Shaun Mullen and Michael Stickings have already chimed in today on Mike Huckabee, so I won’t. What I will chime in on is the larger context in which people like Huckabee operate.
In short, they believe in the reconstruction of everything around them — from government to science to media — so those things fit their interpretation of their bible. Anything that is not thus reconstructed is not valid to them.
Andrew Sullivan zeroes in on this mentality today and concludes:
Once you have dedicated your life to fundamentalist religion, once you have insisted that nothing – let alone politics – can be independent of absolute Biblical judgment, documents like the Constitution are indeed secondary. They have to be amended to be brought into line with the authoritative truth.
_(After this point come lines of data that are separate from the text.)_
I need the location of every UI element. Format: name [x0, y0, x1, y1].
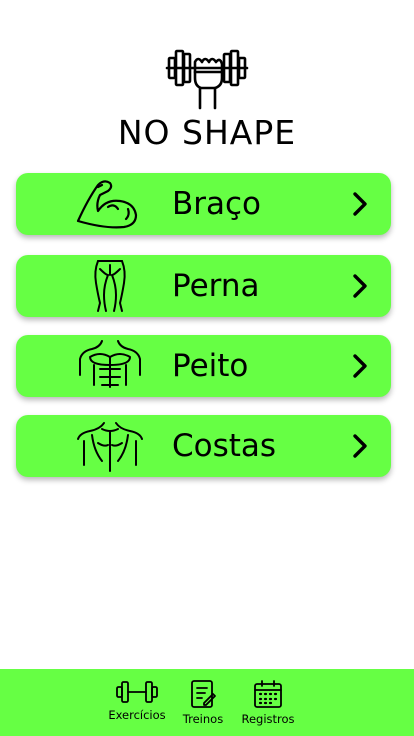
- chevron-right-icon: [353, 434, 367, 458]
- category-card-perna[interactable]: Perna: [16, 255, 391, 317]
- category-label: Braço: [172, 186, 262, 222]
- nav-item-treinos[interactable]: Treinos: [182, 679, 224, 726]
- back-icon: [77, 422, 143, 472]
- nav-item-registros[interactable]: Registros: [240, 679, 296, 726]
- nav-label: Treinos: [182, 712, 224, 726]
- calendar-icon: [254, 680, 282, 708]
- chest-icon: [79, 340, 141, 388]
- chevron-right-icon: [353, 274, 367, 298]
- dumbbell-fist-icon: [165, 49, 249, 110]
- chevron-right-icon: [353, 354, 367, 378]
- bottom-nav: Exercícios Treinos Registros: [0, 669, 414, 736]
- bicep-icon: [76, 180, 138, 229]
- dumbbell-icon: [116, 681, 158, 703]
- app-title: NO SHAPE: [117, 113, 297, 152]
- category-card-peito[interactable]: Peito: [16, 335, 391, 397]
- nav-label: Exercícios: [108, 708, 166, 722]
- category-label: Perna: [172, 268, 260, 304]
- nav-label: Registros: [241, 712, 295, 726]
- chevron-right-icon: [353, 192, 367, 216]
- notebook-pen-icon: [191, 680, 216, 708]
- category-label: Peito: [172, 348, 249, 384]
- legs-icon: [94, 260, 126, 312]
- app-logo: [0, 42, 414, 110]
- category-card-costas[interactable]: Costas: [16, 415, 391, 477]
- nav-item-exercicios[interactable]: Exercícios: [108, 679, 166, 722]
- category-label: Costas: [172, 428, 277, 464]
- category-card-braco[interactable]: Braço: [16, 173, 391, 235]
Nothing can interfere with that authority – nothing.
Do you think Sullivan is over-reacting? Do you think he’s exaggerating?
He’s not. I know. I was raised in a church environment that frequently accepted such principles and welcomed those who espoused them into our lives. After leaving that church and making my peace with the secular world, I am now terribly hesitant to go back — so much so that I refuse to ask my own parents what they think about proposals like re-shaping the Constitution to fit Biblical Law. I refuse to ask them because I’m afraid I already know their response: “What’s wrong with that? It doesn’t sound like such a bad idea to me. The Bible is God’s word, after all.”
As the immortal Charlie Brown might say: “AAAAAARGH!”